Depuis trente ans, le regroupement familial n'a cessé d'être restreint. Entre 1974 et 2005, la réglementation a été modifiée douze fois. Mais ce mode d'entrée en France est resté autorisé pendant toute cette période, excepté de juillet à décembre 1974. Tous les gouvernements, de droite comme de gauche, ont oscillé entre l'application d'un grand principe des droits de l'homme — garanti par la Constitution et la Convention européenne des droits de l'homme —, et la tentation d'interdire l'entrée aux femmes et enfants d'étrangers, sous prétexte de maîtriser les flux migratoires.
"La variation de ces règles a des répercussions sur le statut des personnes concernées et sur le processus d'intégration. Mais, sur le long terme, elle en a peu sur l'immigration des familles concernées", souligne Patrick Weil, dans son ouvrage La France et ses étrangers (Folio Histoire, 2005). En dépit des variations de procédure, l'immigration familiale a toujours suivi de quelques années l'arrivée des travailleurs célibataires. Tout en s'atténuant fortement, ce comportement s'est maintenu après 1974, d'autant que les lois restrictives sur l'immigration, en restreignant les possibilités d'allers-retours entre le pays d'origine et la France, ont eu pour effet de fixer sur le territoire français des immigrés qui n'étaient pas tous venus dans l'intention de s'y installer.
Aussi, contrairement là encore à une idée reçue, ce ne sont pas des familles nombreuses qui viennent rejoindre les résidents étrangers. Elles comptent moins de deux personnes en moyenne (1,64), et se réduisent le plus souvent à un conjoint.

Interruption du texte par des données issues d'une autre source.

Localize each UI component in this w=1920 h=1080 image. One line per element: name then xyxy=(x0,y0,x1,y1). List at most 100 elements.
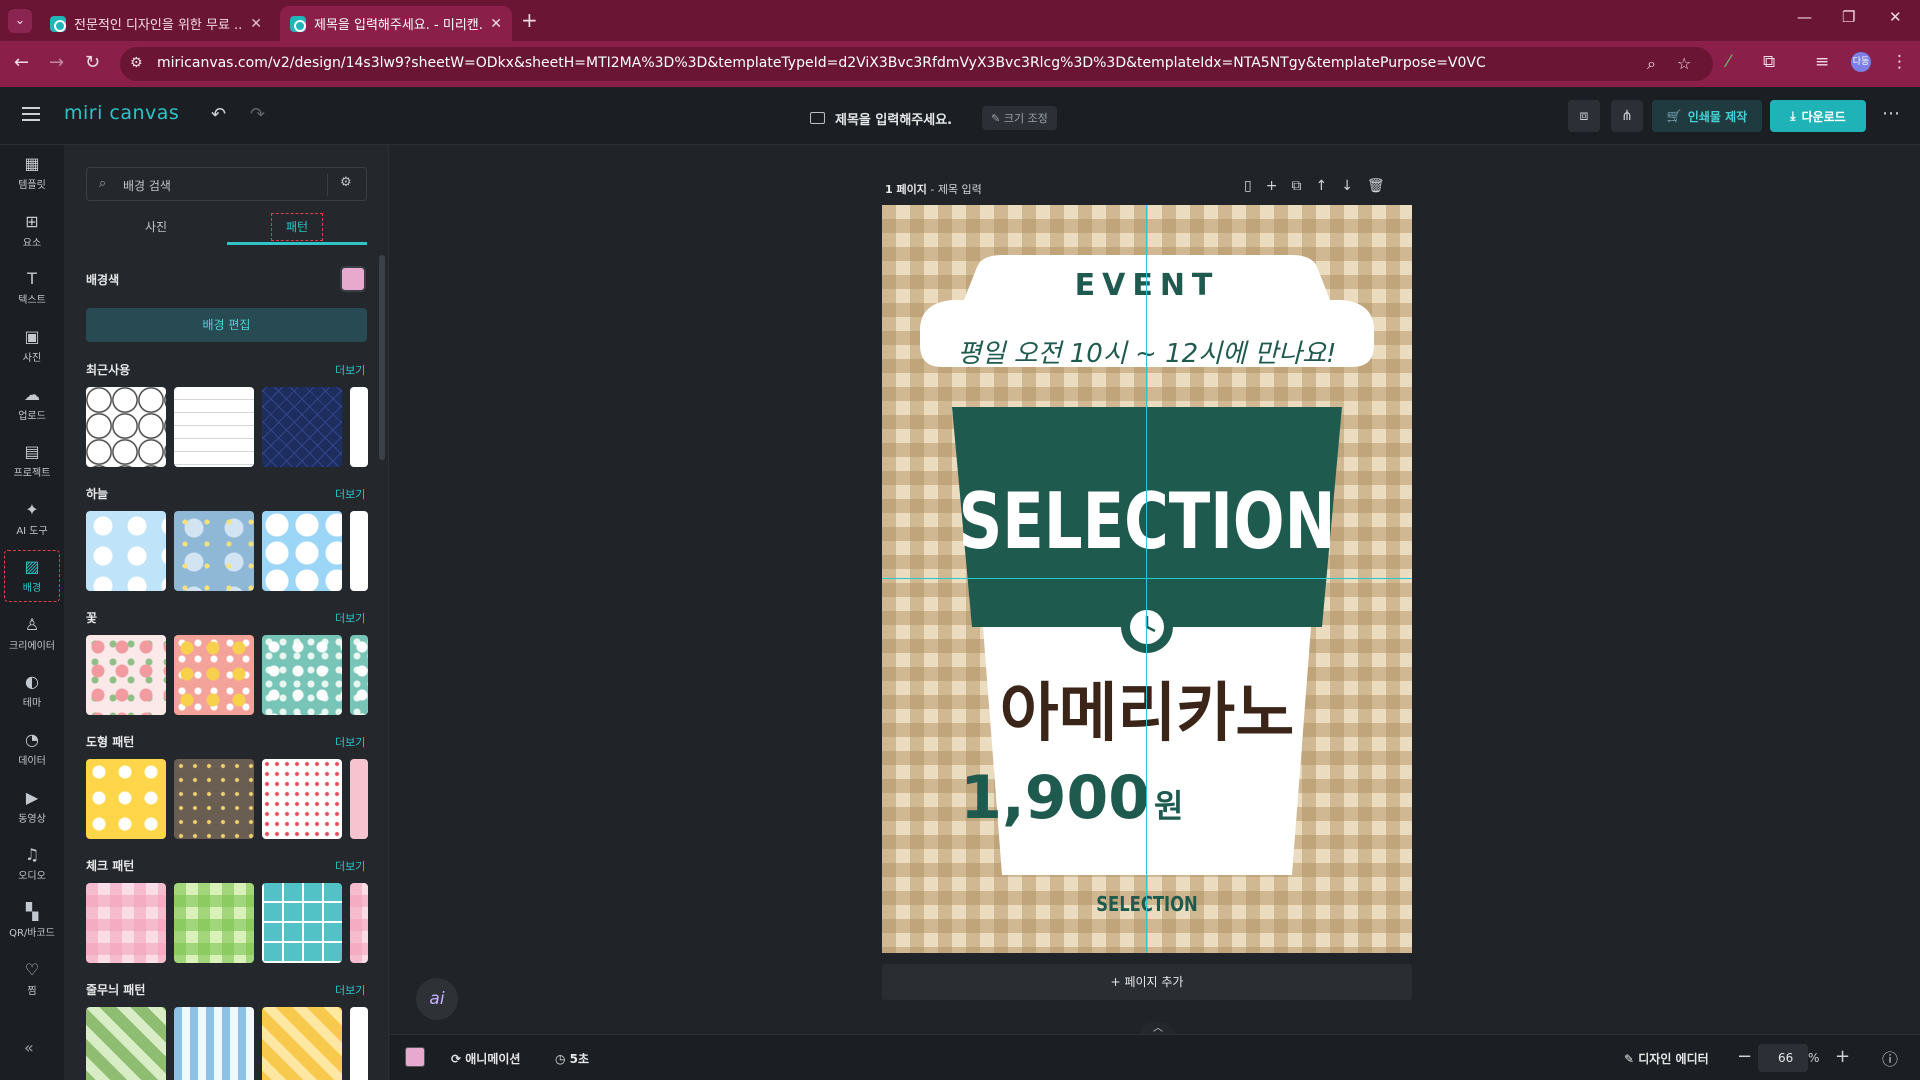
rail-item-background[interactable]: ▨ 배경 xyxy=(4,550,60,602)
site-info-icon[interactable]: ⚙ xyxy=(130,55,143,71)
pattern-thumb-hexagon[interactable] xyxy=(86,387,166,467)
pattern-thumb-partial[interactable] xyxy=(350,387,368,467)
pattern-thumb-yellow-stripes[interactable] xyxy=(262,1007,342,1080)
url-text[interactable]: miricanvas.com/v2/design/14s3lw9?sheetW=… xyxy=(157,55,1657,71)
folder-icon[interactable] xyxy=(810,112,825,124)
forward-arrow-icon[interactable]: → xyxy=(49,52,64,73)
duplicate-page-icon[interactable]: ⧉ xyxy=(1291,178,1301,194)
background-search-input[interactable]: ⌕ 배경 검색 ⚙ xyxy=(86,167,367,201)
pattern-thumb-night-sky[interactable] xyxy=(174,511,254,591)
collapse-panel-icon[interactable]: « xyxy=(24,1038,34,1057)
download-button[interactable]: ⤓ 다운로드 xyxy=(1770,100,1866,132)
see-more-link[interactable]: 더보기 xyxy=(335,858,365,874)
rail-item-elements[interactable]: ⊞ 요소 xyxy=(4,205,60,257)
rail-item-photo[interactable]: ▣ 사진 xyxy=(4,320,60,372)
pattern-thumb-partial[interactable] xyxy=(350,1007,368,1080)
media-queue-icon[interactable]: ≡ xyxy=(1815,52,1829,72)
panel-scrollbar[interactable] xyxy=(379,255,385,460)
animation-button[interactable]: ⟳ 애니메이션 xyxy=(451,1050,520,1067)
resize-button[interactable]: ✎ 크기 조정 xyxy=(982,106,1057,130)
browser-tab-2[interactable]: 제목을 입력해주세요. - 미리캔... ✕ xyxy=(280,6,512,41)
more-options-icon[interactable]: ⋯ xyxy=(1882,103,1900,124)
pattern-thumb-partial[interactable] xyxy=(350,635,368,715)
page-title-input[interactable]: 제목 입력 xyxy=(938,183,982,196)
help-icon[interactable]: ⓘ xyxy=(1882,1046,1898,1070)
page-color-swatch[interactable] xyxy=(405,1047,425,1067)
reload-icon[interactable]: ↻ xyxy=(85,52,100,73)
rail-item-creator[interactable]: ♙ 크리에이터 xyxy=(4,608,60,660)
new-tab-plus-icon[interactable]: + xyxy=(521,8,538,32)
see-more-link[interactable]: 더보기 xyxy=(335,362,365,378)
pattern-thumb-brown-dots[interactable] xyxy=(174,759,254,839)
pattern-thumb-blue-stripes[interactable] xyxy=(174,1007,254,1080)
back-arrow-icon[interactable]: ← xyxy=(14,52,29,73)
rail-item-audio[interactable]: ♫ 오디오 xyxy=(4,838,60,890)
pattern-thumb-partial[interactable] xyxy=(350,759,368,839)
add-page-plus-icon[interactable]: + xyxy=(1266,178,1278,194)
delete-page-icon[interactable]: 🗑 xyxy=(1367,178,1385,194)
close-tab-icon[interactable]: ✕ xyxy=(250,16,262,32)
design-editor-button[interactable]: ✎ 디자인 에디터 xyxy=(1624,1050,1709,1067)
move-up-icon[interactable]: ↑ xyxy=(1315,178,1327,194)
browser-tab-1[interactable]: 전문적인 디자인을 위한 무료 ... ✕ xyxy=(40,6,272,41)
filter-sliders-icon[interactable]: ⚙ xyxy=(340,175,352,190)
omnibox[interactable]: ⚙ miricanvas.com/v2/design/14s3lw9?sheet… xyxy=(120,47,1713,81)
zoom-value[interactable]: 66 xyxy=(1778,1051,1793,1065)
rail-item-qr[interactable]: ▚ QR/바코드 xyxy=(4,895,60,947)
close-tab-icon[interactable]: ✕ xyxy=(490,16,502,32)
pattern-thumb-green-stripes[interactable] xyxy=(86,1007,166,1080)
pattern-thumb-coral-flowers[interactable] xyxy=(174,635,254,715)
pattern-thumb-green-check[interactable] xyxy=(174,883,254,963)
pattern-thumb-pink-flowers[interactable] xyxy=(86,635,166,715)
hamburger-menu-icon[interactable] xyxy=(22,107,40,121)
rail-item-text[interactable]: T 텍스트 xyxy=(4,262,60,314)
rail-item-theme[interactable]: ◐ 테마 xyxy=(4,665,60,717)
pattern-thumb-navy-lattice[interactable] xyxy=(262,387,342,467)
rail-item-template[interactable]: ▦ 템플릿 xyxy=(4,147,60,199)
zoom-out-icon[interactable]: − xyxy=(1737,1046,1752,1067)
rail-item-ai-tools[interactable]: ✦ AI 도구 xyxy=(4,493,60,545)
see-more-link[interactable]: 더보기 xyxy=(335,486,365,502)
background-color-swatch[interactable] xyxy=(340,266,366,292)
pattern-thumb-partial[interactable] xyxy=(350,883,368,963)
zoom-in-icon[interactable]: + xyxy=(1835,1046,1850,1067)
pattern-thumb-sky-clouds[interactable] xyxy=(86,511,166,591)
minimize-icon[interactable]: — xyxy=(1797,8,1812,26)
design-page[interactable]: EVENT 평일 오전 10시 ~ 12시에 만나요! SELECTION 아메… xyxy=(882,205,1412,953)
close-window-icon[interactable]: ✕ xyxy=(1889,8,1902,26)
edit-background-button[interactable]: 배경 편집 xyxy=(86,308,367,342)
rail-item-project[interactable]: ▤ 프로젝트 xyxy=(4,435,60,487)
move-down-icon[interactable]: ↓ xyxy=(1341,178,1353,194)
browser-menu-icon[interactable]: ⋮ xyxy=(1891,52,1908,72)
tab-list-chevron-icon[interactable]: ⌄ xyxy=(8,9,32,33)
pattern-thumb-mint-flowers[interactable] xyxy=(262,635,342,715)
extension-pen-icon[interactable]: ⁄ xyxy=(1727,52,1730,72)
page-memo-icon[interactable]: ▯ xyxy=(1244,178,1252,194)
tab-pattern[interactable]: 패턴 xyxy=(227,213,367,245)
add-page-button[interactable]: + 페이지 추가 xyxy=(882,964,1412,1000)
share-icon[interactable]: ⋔ xyxy=(1611,100,1643,132)
zoom-lens-icon[interactable]: ⌕ xyxy=(1647,54,1656,74)
miricanvas-logo[interactable]: miri canvas xyxy=(64,102,179,124)
rail-item-data[interactable]: ◔ 데이터 xyxy=(4,723,60,775)
bookmark-star-icon[interactable]: ☆ xyxy=(1677,54,1691,73)
see-more-link[interactable]: 더보기 xyxy=(335,734,365,750)
redo-icon[interactable]: ↷ xyxy=(250,104,265,125)
rail-item-video[interactable]: ▶ 동영상 xyxy=(4,781,60,833)
ai-assistant-button[interactable]: ai xyxy=(416,978,458,1020)
save-status-icon[interactable]: ⧈ xyxy=(1568,100,1600,132)
extensions-puzzle-icon[interactable]: ⧉ xyxy=(1763,52,1775,72)
print-order-button[interactable]: 🛒 인쇄물 제작 xyxy=(1652,100,1762,132)
pattern-thumb-yellow-dots[interactable] xyxy=(86,759,166,839)
pattern-thumb-lines[interactable] xyxy=(174,387,254,467)
pattern-thumb-red-dots[interactable] xyxy=(262,759,342,839)
tab-photo[interactable]: 사진 xyxy=(86,213,226,245)
document-title[interactable]: 제목을 입력해주세요. xyxy=(835,109,952,128)
rail-item-upload[interactable]: ☁ 업로드 xyxy=(4,378,60,430)
undo-icon[interactable]: ↶ xyxy=(211,104,226,125)
duration-button[interactable]: ◷ 5초 xyxy=(555,1050,589,1067)
pattern-thumb-clouds[interactable] xyxy=(262,511,342,591)
profile-avatar[interactable]: 다동 xyxy=(1851,52,1871,72)
rail-item-heart[interactable]: ♡ 찜 xyxy=(4,953,60,1005)
pattern-thumb-teal-grid[interactable] xyxy=(262,883,342,963)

Si l'immigration familiale ne se tarit pas, alors que l'immigration de travail est quasi suspendue depuis plus de trente ans, c'est parce qu'on assiste, depuis les années 1980, à l'arrivée des conjoints des enfants d'étrangers entrés en France au titre du regroupement ou nés en France.
Plus de la moitié des 102 662 personnes entrées en France en 2004 pour un motif familial sont en fait des étrangers venus rejoindre un membre de leur famille de nationalité française. Membre qui, dans la quasi-totalité des cas (49 888), n'est autre que leur conjoint. Le mariage avec un conjoint français est la première voie d'entrée en France, loin devant le regroupement familial. Le ministre de l'intérieur entend d'ailleurs durcir fortement la législation de ces mariages binationaux.
Car cette réalité est liée, veut croire le gouvernement, à un certain nombre de détournements des règles du mariage à des fins migratoires. Mais elle s'explique avant tout par une tendance sociologique de fond. Les enfants et les petits-enfants d'étrangers, nés en France, souhaitent souvent, par le mariage, garder un lien culturel avec le pays d'origine de leurs parents. Même s'ils se sentent pleinement français.